Lecture: 9 min.
It turns out we've all been using MCP wrong.
Most agents today use MCP by directly exposing the "tools" to the LLM.
We tried something different: Convert the MCP tools into a TypeScript API, and then ask an LLM to write code that calls that API.
The results are striking:
We found agents are able to handle many more tools, and more complex tools, when those tools are presented as a TypeScript API rather than directly. Perhaps this is because LLMs have an enormous amount of real-world TypeScript in their training set, but only a small set of contrived examples of tool calls.
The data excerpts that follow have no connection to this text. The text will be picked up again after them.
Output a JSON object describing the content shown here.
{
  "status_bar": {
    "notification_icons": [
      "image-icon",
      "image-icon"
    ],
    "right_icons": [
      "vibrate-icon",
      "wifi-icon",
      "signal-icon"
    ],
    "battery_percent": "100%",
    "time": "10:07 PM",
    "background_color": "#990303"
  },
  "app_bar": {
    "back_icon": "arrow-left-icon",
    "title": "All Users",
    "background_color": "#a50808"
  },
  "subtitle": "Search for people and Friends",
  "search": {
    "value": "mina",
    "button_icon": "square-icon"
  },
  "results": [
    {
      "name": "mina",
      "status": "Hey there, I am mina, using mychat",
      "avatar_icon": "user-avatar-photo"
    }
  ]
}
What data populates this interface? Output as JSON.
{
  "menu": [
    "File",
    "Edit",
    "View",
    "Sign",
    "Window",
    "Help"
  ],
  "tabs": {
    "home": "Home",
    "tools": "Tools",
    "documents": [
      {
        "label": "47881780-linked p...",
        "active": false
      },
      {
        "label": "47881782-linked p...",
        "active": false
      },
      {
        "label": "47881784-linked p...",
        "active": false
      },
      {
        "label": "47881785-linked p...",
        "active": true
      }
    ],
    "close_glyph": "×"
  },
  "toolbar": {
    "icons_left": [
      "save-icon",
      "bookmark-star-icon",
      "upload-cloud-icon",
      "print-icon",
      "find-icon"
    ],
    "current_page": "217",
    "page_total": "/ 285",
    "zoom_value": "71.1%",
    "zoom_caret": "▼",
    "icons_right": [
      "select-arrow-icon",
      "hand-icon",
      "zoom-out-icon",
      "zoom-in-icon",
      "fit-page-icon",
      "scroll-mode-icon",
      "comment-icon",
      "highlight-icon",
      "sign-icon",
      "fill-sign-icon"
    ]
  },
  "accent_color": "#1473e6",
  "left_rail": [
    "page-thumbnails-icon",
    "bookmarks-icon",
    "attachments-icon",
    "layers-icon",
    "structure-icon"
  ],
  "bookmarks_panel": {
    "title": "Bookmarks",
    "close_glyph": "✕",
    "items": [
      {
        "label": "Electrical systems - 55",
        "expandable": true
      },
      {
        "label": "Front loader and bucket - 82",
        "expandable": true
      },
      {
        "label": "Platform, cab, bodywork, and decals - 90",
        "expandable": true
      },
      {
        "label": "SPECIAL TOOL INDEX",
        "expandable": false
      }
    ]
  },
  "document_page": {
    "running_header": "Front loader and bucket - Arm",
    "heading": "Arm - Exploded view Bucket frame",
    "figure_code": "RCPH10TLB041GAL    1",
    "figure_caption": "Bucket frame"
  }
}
The approach really shines when an agent needs to string together multiple calls. With the traditional approach, the output of each tool call must feed into the LLM's neural network, just to be copied over to the inputs of the next call, wasting time, energy, and tokens. When the LLM can write code, it can skip all that, and only read back the final results it needs.
In short, LLMs are better at writing code to call MCP, than at calling MCP directly.
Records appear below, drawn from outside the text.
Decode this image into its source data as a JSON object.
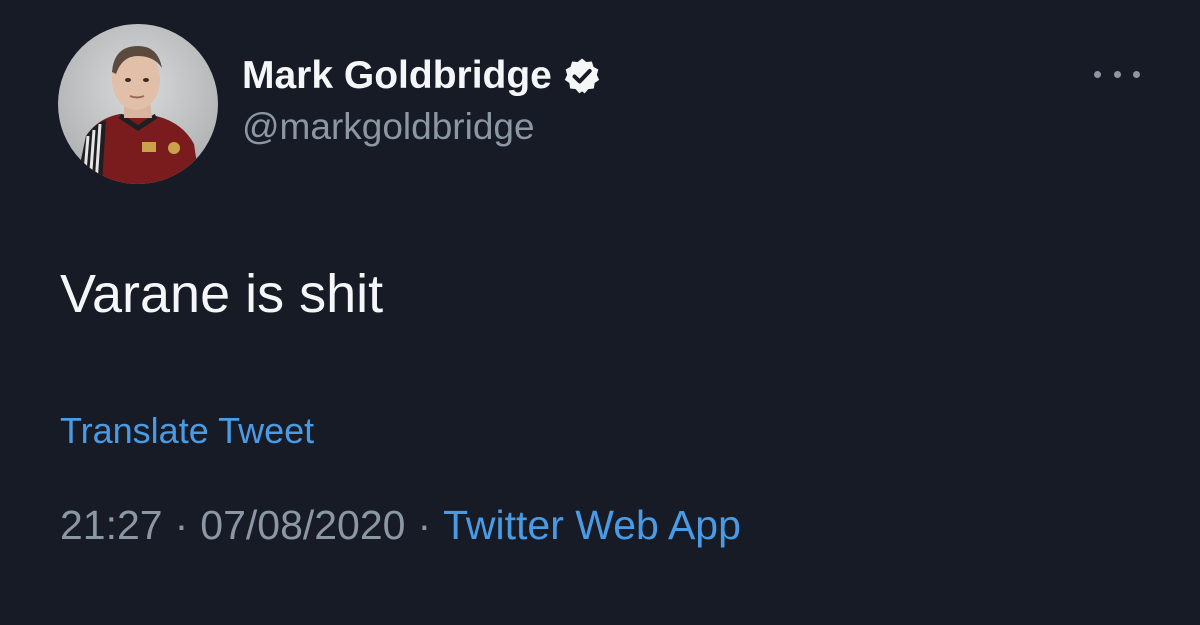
{
  "tweet": {
    "display_name": "Mark Goldbridge",
    "handle": "@markgoldbridge",
    "verified": true,
    "text": "Varane is shit",
    "translate_label": "Translate Tweet",
    "time": "21:27",
    "date": "07/08/2020",
    "separator": "·",
    "source": "Twitter Web App"
  },
  "icons": {
    "verified": "verified-badge-icon",
    "more": "more-options-icon"
  },
  "colors": {
    "background": "#161b26",
    "name": "#f5f6f7",
    "muted": "#8b97a3",
    "link": "#4a9be6"
  }
}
For those that aren't familiar: Model Context Protocol is a standard protocol for giving AI agents access to external tools, so that they can directly perform work, rather than just chat with you.
Seen another way, MCP is a uniform way to:
expose an API for doing something,
along with documentation needed for an LLM to understand it,
with authorization handled out-of-band.
MCP has been making waves throughout 2025 as it has suddenly greatly expanded the capabilities of AI agents.
The "API" exposed by an MCP server is expressed as a set of "tools". Each tool is essentially a remote procedure call (RPC) function – it is called with some parameters and returns a response. Most modern LLMs have the capability to use "tools" (sometimes called "function calling"), meaning they are trained to output text in a certain format when they want to invoke a tool. The program invoking the LLM sees this format and invokes the tool as specified, then feeds the results back into the LLM as input.
Under the hood, an LLM generates a stream of "tokens" representing its output. A token might represent a word, a syllable, some sort of punctuation, or some other component of text.
A tool call, though, involves a token that does not have any textual equivalent. The LLM is trained (or, more often, fine-tuned) to understand a special token that it can output that means "the following should be interpreted as a tool call," and another special token that means "this is the end of the tool call." Between these two tokens, the LLM will typically write tokens corresponding to some sort of JSON message that describes the call.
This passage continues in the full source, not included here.